LG Corp, the holding company of LG Group, said on Friday it will cancel its own shares worth 500 billion won ($356.8 million) by 2026 as part of a corporate value enhancement programme.
The company will cancel approximately 6.1 million treasury stocks, repurchased in June under its 2022 buyback programme, by 2026, according to LG Corp.’s value-up plan.
The plan also includes a semi-annual dividend payment program starting next year, reflecting a stronger focus on shareholder returns, reports Yonhap news agency.
To drive profitability, LG Corp. plans to concentrate investments on future growth engines, such as artificial intelligence, biotechnology and clean technologies.
At the same time, four LG Group affiliates — LG Display Co., LG Innotek Co., LG Chem and LG Energy Solution — also announced their own value-up programmes to develop new businesses and bolster financial health.
LG Display, a flat screen supplier to Apple Inc., aims to achieve a turnaround in operating profit next year by focusing on high-end OLED technology and implementing cost-saving measures.
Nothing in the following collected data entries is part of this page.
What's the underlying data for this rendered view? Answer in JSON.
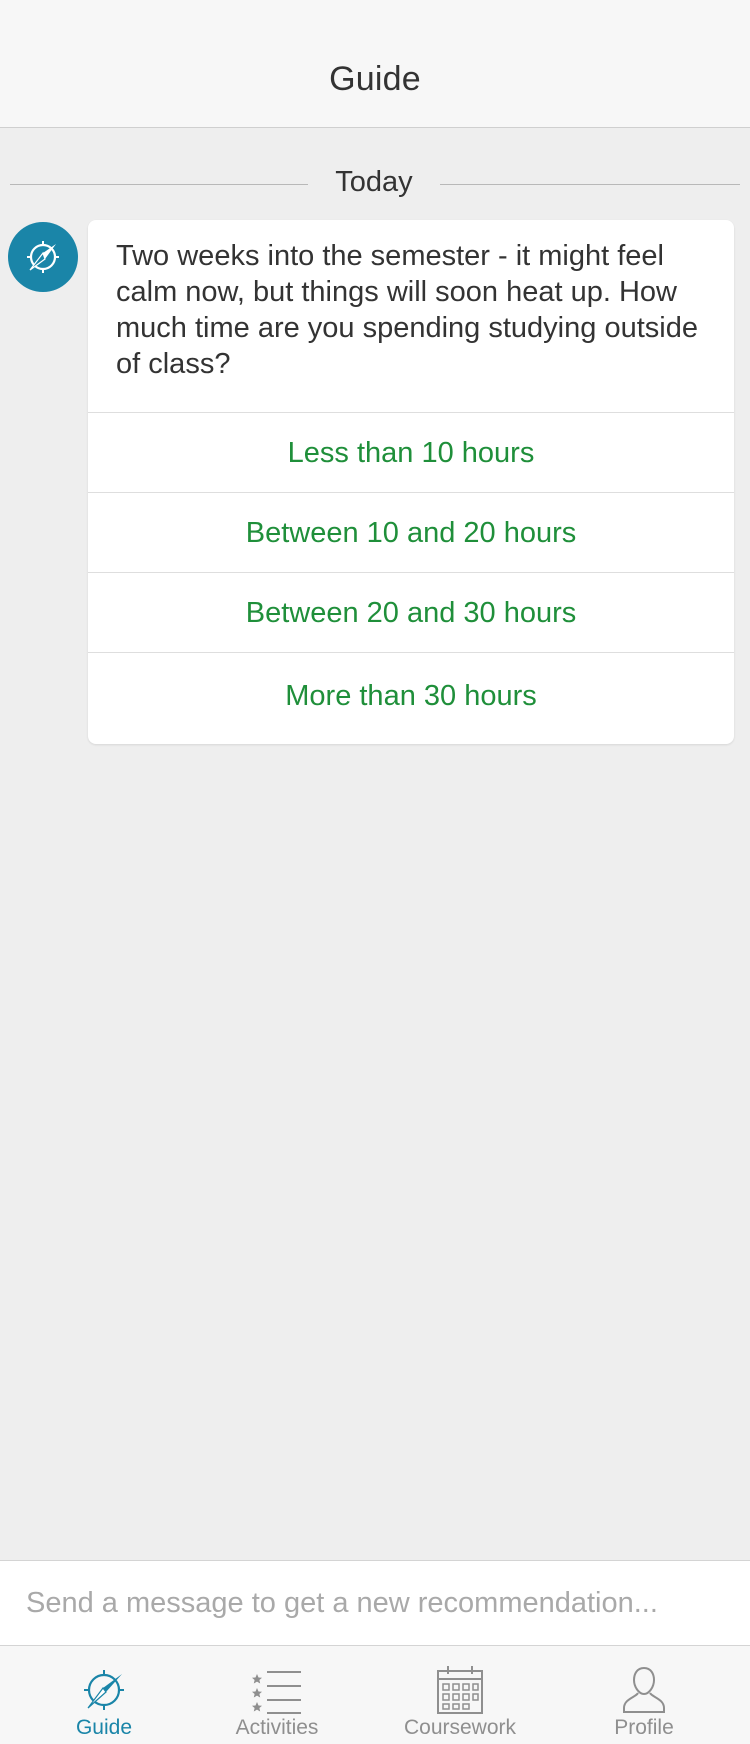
{
  "header": {
    "title": "Guide"
  },
  "feed": {
    "date_divider": "Today",
    "message": {
      "avatar_icon": "compass-icon",
      "text": "Two weeks into the semester - it might feel calm now, but things will soon heat up. How much time are you spending studying outside of class?",
      "options": [
        "Less than 10 hours",
        "Between 10 and 20 hours",
        "Between 20 and 30 hours",
        "More than 30 hours"
      ]
    }
  },
  "composer": {
    "placeholder": "Send a message to get a new recommendation..."
  },
  "tabbar": {
    "items": [
      {
        "label": "Guide",
        "icon": "compass-icon",
        "active": true
      },
      {
        "label": "Activities",
        "icon": "star-list-icon",
        "active": false
      },
      {
        "label": "Coursework",
        "icon": "calendar-icon",
        "active": false
      },
      {
        "label": "Profile",
        "icon": "person-icon",
        "active": false
      }
    ]
  },
  "colors": {
    "accent": "#1a85a8",
    "option_text": "#1f8f3a",
    "background": "#eeeeee"
  }
}
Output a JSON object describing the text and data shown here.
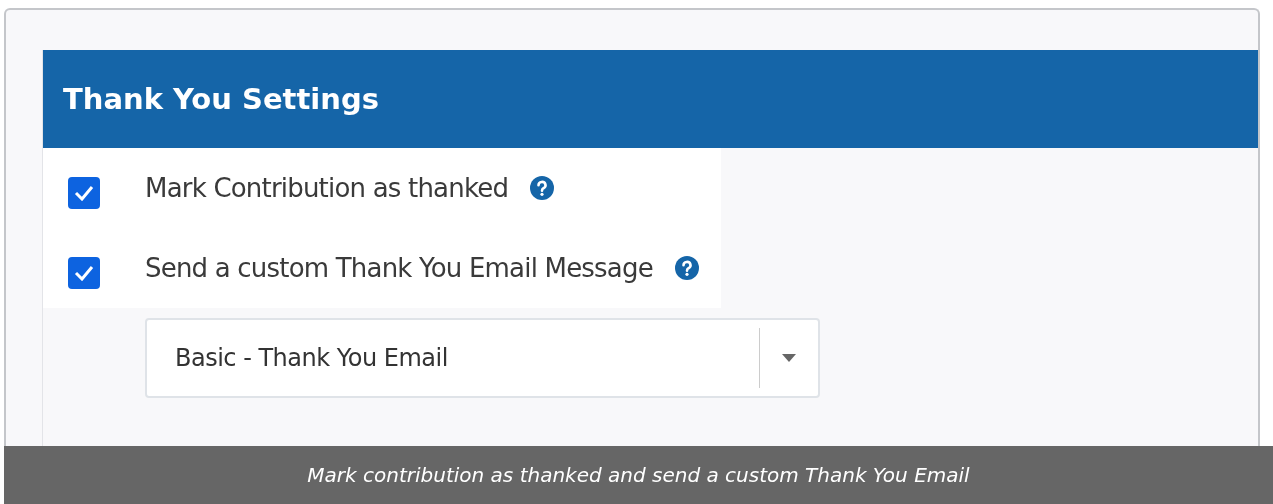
{
  "panel": {
    "title": "Thank You Settings"
  },
  "options": [
    {
      "label": "Mark Contribution as thanked",
      "checked": true
    },
    {
      "label": "Send a custom Thank You Email Message",
      "checked": true
    }
  ],
  "template_select": {
    "value": "Basic - Thank You Email"
  },
  "caption": "Mark contribution as thanked and send a custom Thank You Email"
}
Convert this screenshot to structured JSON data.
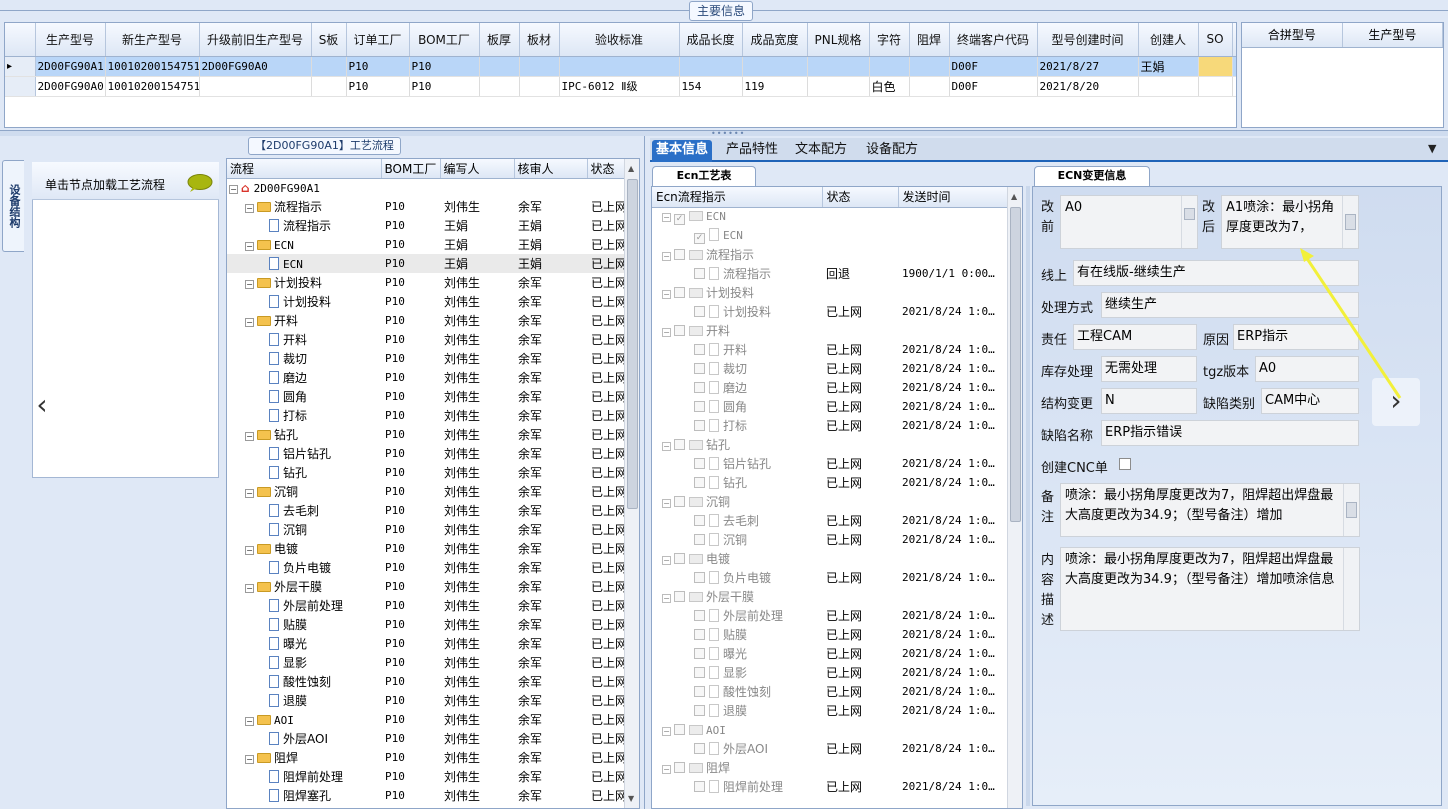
{
  "main_info": {
    "title": "主要信息",
    "columns": [
      "生产型号",
      "新生产型号",
      "升级前旧生产型号",
      "S板",
      "订单工厂",
      "BOM工厂",
      "板厚",
      "板材",
      "验收标准",
      "成品长度",
      "成品宽度",
      "PNL规格",
      "字符",
      "阻焊",
      "终端客户代码",
      "型号创建时间",
      "创建人",
      "SO"
    ],
    "rows": [
      [
        "2D00FG90A1",
        "10010200154751",
        "2D00FG90A0",
        "",
        "P10",
        "P10",
        "",
        "",
        "",
        "",
        "",
        "",
        "",
        "",
        "D00F",
        "2021/8/27",
        "王娟",
        ""
      ],
      [
        "2D00FG90A0",
        "10010200154751",
        "",
        "",
        "P10",
        "P10",
        "",
        "",
        "IPC-6012 Ⅱ级",
        "154",
        "119",
        "",
        "白色",
        "",
        "D00F",
        "2021/8/20",
        "",
        ""
      ]
    ],
    "row_indicator": "▸"
  },
  "combine_grid": {
    "columns": [
      "合拼型号",
      "生产型号"
    ]
  },
  "left": {
    "vertical_tab": "设备结构",
    "load_hint": "单击节点加载工艺流程"
  },
  "process": {
    "title": "【2D00FG90A1】工艺流程",
    "columns": [
      "流程",
      "BOM工厂",
      "编写人",
      "核审人",
      "状态"
    ],
    "rows": [
      {
        "level": 0,
        "type": "root",
        "name": "2D00FG90A1",
        "bom": "",
        "writer": "",
        "reviewer": "",
        "status": ""
      },
      {
        "level": 1,
        "type": "folder",
        "name": "流程指示",
        "bom": "P10",
        "writer": "刘伟生",
        "reviewer": "余军",
        "status": "已上网"
      },
      {
        "level": 2,
        "type": "doc",
        "name": "流程指示",
        "bom": "P10",
        "writer": "王娟",
        "reviewer": "王娟",
        "status": "已上网"
      },
      {
        "level": 1,
        "type": "folder",
        "name": "ECN",
        "bom": "P10",
        "writer": "王娟",
        "reviewer": "王娟",
        "status": "已上网"
      },
      {
        "level": 2,
        "type": "doc",
        "name": "ECN",
        "bom": "P10",
        "writer": "王娟",
        "reviewer": "王娟",
        "status": "已上网",
        "selected": true
      },
      {
        "level": 1,
        "type": "folder",
        "name": "计划投料",
        "bom": "P10",
        "writer": "刘伟生",
        "reviewer": "余军",
        "status": "已上网"
      },
      {
        "level": 2,
        "type": "doc",
        "name": "计划投料",
        "bom": "P10",
        "writer": "刘伟生",
        "reviewer": "余军",
        "status": "已上网"
      },
      {
        "level": 1,
        "type": "folder",
        "name": "开料",
        "bom": "P10",
        "writer": "刘伟生",
        "reviewer": "余军",
        "status": "已上网"
      },
      {
        "level": 2,
        "type": "doc",
        "name": "开料",
        "bom": "P10",
        "writer": "刘伟生",
        "reviewer": "余军",
        "status": "已上网"
      },
      {
        "level": 2,
        "type": "doc",
        "name": "裁切",
        "bom": "P10",
        "writer": "刘伟生",
        "reviewer": "余军",
        "status": "已上网"
      },
      {
        "level": 2,
        "type": "doc",
        "name": "磨边",
        "bom": "P10",
        "writer": "刘伟生",
        "reviewer": "余军",
        "status": "已上网"
      },
      {
        "level": 2,
        "type": "doc",
        "name": "圆角",
        "bom": "P10",
        "writer": "刘伟生",
        "reviewer": "余军",
        "status": "已上网"
      },
      {
        "level": 2,
        "type": "doc",
        "name": "打标",
        "bom": "P10",
        "writer": "刘伟生",
        "reviewer": "余军",
        "status": "已上网"
      },
      {
        "level": 1,
        "type": "folder",
        "name": "钻孔",
        "bom": "P10",
        "writer": "刘伟生",
        "reviewer": "余军",
        "status": "已上网"
      },
      {
        "level": 2,
        "type": "doc",
        "name": "铝片钻孔",
        "bom": "P10",
        "writer": "刘伟生",
        "reviewer": "余军",
        "status": "已上网"
      },
      {
        "level": 2,
        "type": "doc",
        "name": "钻孔",
        "bom": "P10",
        "writer": "刘伟生",
        "reviewer": "余军",
        "status": "已上网"
      },
      {
        "level": 1,
        "type": "folder",
        "name": "沉铜",
        "bom": "P10",
        "writer": "刘伟生",
        "reviewer": "余军",
        "status": "已上网"
      },
      {
        "level": 2,
        "type": "doc",
        "name": "去毛刺",
        "bom": "P10",
        "writer": "刘伟生",
        "reviewer": "余军",
        "status": "已上网"
      },
      {
        "level": 2,
        "type": "doc",
        "name": "沉铜",
        "bom": "P10",
        "writer": "刘伟生",
        "reviewer": "余军",
        "status": "已上网"
      },
      {
        "level": 1,
        "type": "folder",
        "name": "电镀",
        "bom": "P10",
        "writer": "刘伟生",
        "reviewer": "余军",
        "status": "已上网"
      },
      {
        "level": 2,
        "type": "doc",
        "name": "负片电镀",
        "bom": "P10",
        "writer": "刘伟生",
        "reviewer": "余军",
        "status": "已上网"
      },
      {
        "level": 1,
        "type": "folder",
        "name": "外层干膜",
        "bom": "P10",
        "writer": "刘伟生",
        "reviewer": "余军",
        "status": "已上网"
      },
      {
        "level": 2,
        "type": "doc",
        "name": "外层前处理",
        "bom": "P10",
        "writer": "刘伟生",
        "reviewer": "余军",
        "status": "已上网"
      },
      {
        "level": 2,
        "type": "doc",
        "name": "贴膜",
        "bom": "P10",
        "writer": "刘伟生",
        "reviewer": "余军",
        "status": "已上网"
      },
      {
        "level": 2,
        "type": "doc",
        "name": "曝光",
        "bom": "P10",
        "writer": "刘伟生",
        "reviewer": "余军",
        "status": "已上网"
      },
      {
        "level": 2,
        "type": "doc",
        "name": "显影",
        "bom": "P10",
        "writer": "刘伟生",
        "reviewer": "余军",
        "status": "已上网"
      },
      {
        "level": 2,
        "type": "doc",
        "name": "酸性蚀刻",
        "bom": "P10",
        "writer": "刘伟生",
        "reviewer": "余军",
        "status": "已上网"
      },
      {
        "level": 2,
        "type": "doc",
        "name": "退膜",
        "bom": "P10",
        "writer": "刘伟生",
        "reviewer": "余军",
        "status": "已上网"
      },
      {
        "level": 1,
        "type": "folder",
        "name": "AOI",
        "bom": "P10",
        "writer": "刘伟生",
        "reviewer": "余军",
        "status": "已上网"
      },
      {
        "level": 2,
        "type": "doc",
        "name": "外层AOI",
        "bom": "P10",
        "writer": "刘伟生",
        "reviewer": "余军",
        "status": "已上网"
      },
      {
        "level": 1,
        "type": "folder",
        "name": "阻焊",
        "bom": "P10",
        "writer": "刘伟生",
        "reviewer": "余军",
        "status": "已上网"
      },
      {
        "level": 2,
        "type": "doc",
        "name": "阻焊前处理",
        "bom": "P10",
        "writer": "刘伟生",
        "reviewer": "余军",
        "status": "已上网"
      },
      {
        "level": 2,
        "type": "doc",
        "name": "阻焊塞孔",
        "bom": "P10",
        "writer": "刘伟生",
        "reviewer": "余军",
        "status": "已上网"
      }
    ]
  },
  "tabs": [
    "基本信息",
    "产品特性",
    "文本配方",
    "设备配方"
  ],
  "ecn_table": {
    "tab_label": "Ecn工艺表",
    "columns": [
      "Ecn流程指示",
      "状态",
      "发送时间"
    ],
    "rows": [
      {
        "level": 1,
        "type": "folder",
        "name": "ECN",
        "status": "",
        "time": "",
        "checked": true
      },
      {
        "level": 2,
        "type": "doc",
        "name": "ECN",
        "status": "",
        "time": "",
        "checked": true
      },
      {
        "level": 1,
        "type": "folder",
        "name": "流程指示",
        "status": "",
        "time": ""
      },
      {
        "level": 2,
        "type": "doc",
        "name": "流程指示",
        "status": "回退",
        "time": "1900/1/1 0:00…"
      },
      {
        "level": 1,
        "type": "folder",
        "name": "计划投料",
        "status": "",
        "time": ""
      },
      {
        "level": 2,
        "type": "doc",
        "name": "计划投料",
        "status": "已上网",
        "time": "2021/8/24 1:0…"
      },
      {
        "level": 1,
        "type": "folder",
        "name": "开料",
        "status": "",
        "time": ""
      },
      {
        "level": 2,
        "type": "doc",
        "name": "开料",
        "status": "已上网",
        "time": "2021/8/24 1:0…"
      },
      {
        "level": 2,
        "type": "doc",
        "name": "裁切",
        "status": "已上网",
        "time": "2021/8/24 1:0…"
      },
      {
        "level": 2,
        "type": "doc",
        "name": "磨边",
        "status": "已上网",
        "time": "2021/8/24 1:0…"
      },
      {
        "level": 2,
        "type": "doc",
        "name": "圆角",
        "status": "已上网",
        "time": "2021/8/24 1:0…"
      },
      {
        "level": 2,
        "type": "doc",
        "name": "打标",
        "status": "已上网",
        "time": "2021/8/24 1:0…"
      },
      {
        "level": 1,
        "type": "folder",
        "name": "钻孔",
        "status": "",
        "time": ""
      },
      {
        "level": 2,
        "type": "doc",
        "name": "铝片钻孔",
        "status": "已上网",
        "time": "2021/8/24 1:0…"
      },
      {
        "level": 2,
        "type": "doc",
        "name": "钻孔",
        "status": "已上网",
        "time": "2021/8/24 1:0…"
      },
      {
        "level": 1,
        "type": "folder",
        "name": "沉铜",
        "status": "",
        "time": ""
      },
      {
        "level": 2,
        "type": "doc",
        "name": "去毛刺",
        "status": "已上网",
        "time": "2021/8/24 1:0…"
      },
      {
        "level": 2,
        "type": "doc",
        "name": "沉铜",
        "status": "已上网",
        "time": "2021/8/24 1:0…"
      },
      {
        "level": 1,
        "type": "folder",
        "name": "电镀",
        "status": "",
        "time": ""
      },
      {
        "level": 2,
        "type": "doc",
        "name": "负片电镀",
        "status": "已上网",
        "time": "2021/8/24 1:0…"
      },
      {
        "level": 1,
        "type": "folder",
        "name": "外层干膜",
        "status": "",
        "time": ""
      },
      {
        "level": 2,
        "type": "doc",
        "name": "外层前处理",
        "status": "已上网",
        "time": "2021/8/24 1:0…"
      },
      {
        "level": 2,
        "type": "doc",
        "name": "贴膜",
        "status": "已上网",
        "time": "2021/8/24 1:0…"
      },
      {
        "level": 2,
        "type": "doc",
        "name": "曝光",
        "status": "已上网",
        "time": "2021/8/24 1:0…"
      },
      {
        "level": 2,
        "type": "doc",
        "name": "显影",
        "status": "已上网",
        "time": "2021/8/24 1:0…"
      },
      {
        "level": 2,
        "type": "doc",
        "name": "酸性蚀刻",
        "status": "已上网",
        "time": "2021/8/24 1:0…"
      },
      {
        "level": 2,
        "type": "doc",
        "name": "退膜",
        "status": "已上网",
        "time": "2021/8/24 1:0…"
      },
      {
        "level": 1,
        "type": "folder",
        "name": "AOI",
        "status": "",
        "time": ""
      },
      {
        "level": 2,
        "type": "doc",
        "name": "外层AOI",
        "status": "已上网",
        "time": "2021/8/24 1:0…"
      },
      {
        "level": 1,
        "type": "folder",
        "name": "阻焊",
        "status": "",
        "time": ""
      },
      {
        "level": 2,
        "type": "doc",
        "name": "阻焊前处理",
        "status": "已上网",
        "time": "2021/8/24 1:0…"
      }
    ]
  },
  "ecn_change": {
    "tab_label": "ECN变更信息",
    "before_label": "改前",
    "before_value": "A0",
    "after_label": "改后",
    "after_value": "A1喷涂：最小拐角厚度更改为7，",
    "online_label": "线上",
    "online_value": "有在线版-继续生产",
    "handling_label": "处理方式",
    "handling_value": "继续生产",
    "resp_label": "责任",
    "resp_value": "工程CAM",
    "reason_label": "原因",
    "reason_value": "ERP指示",
    "stock_label": "库存处理",
    "stock_value": "无需处理",
    "tgz_label": "tgz版本",
    "tgz_value": "A0",
    "struct_label": "结构变更",
    "struct_value": "N",
    "defect_type_label": "缺陷类别",
    "defect_type_value": "CAM中心",
    "defect_name_label": "缺陷名称",
    "defect_name_value": "ERP指示错误",
    "cnc_label": "创建CNC单",
    "remark_label": "备注",
    "remark_value": "喷涂：最小拐角厚度更改为7，阻焊超出焊盘最大高度更改为34.9；（型号备注）增加",
    "desc_label": "内容描述",
    "desc_value": "喷涂：最小拐角厚度更改为7，阻焊超出焊盘最大高度更改为34.9；（型号备注）增加喷涂信息"
  },
  "colors": {
    "accent": "#2a6fc7",
    "selection": "#b9d6f8",
    "panel": "#dfe8f6",
    "annotation": "#f2f03a"
  }
}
The company posted 643.7 billion won in operating losses for the first nine months of the year.
LG Innotek, an electronic component manufacturing affiliate, targets 8 trillion won in sales from new businesses, including vehicle parts and semiconductor substrates.
Leading chemicals maker LG Chem plans to reach 50 trillion won in sales by 2030, with a focus on new sectors, including pharmaceuticals and sustainability-related businesses.
EV battery giant LG Energy Solution said it aims to double its 2022 sales of 33.7 trillion won by 2028 through customer diversification in electric vehicles (EVs) and expansion into non-EV business sectors.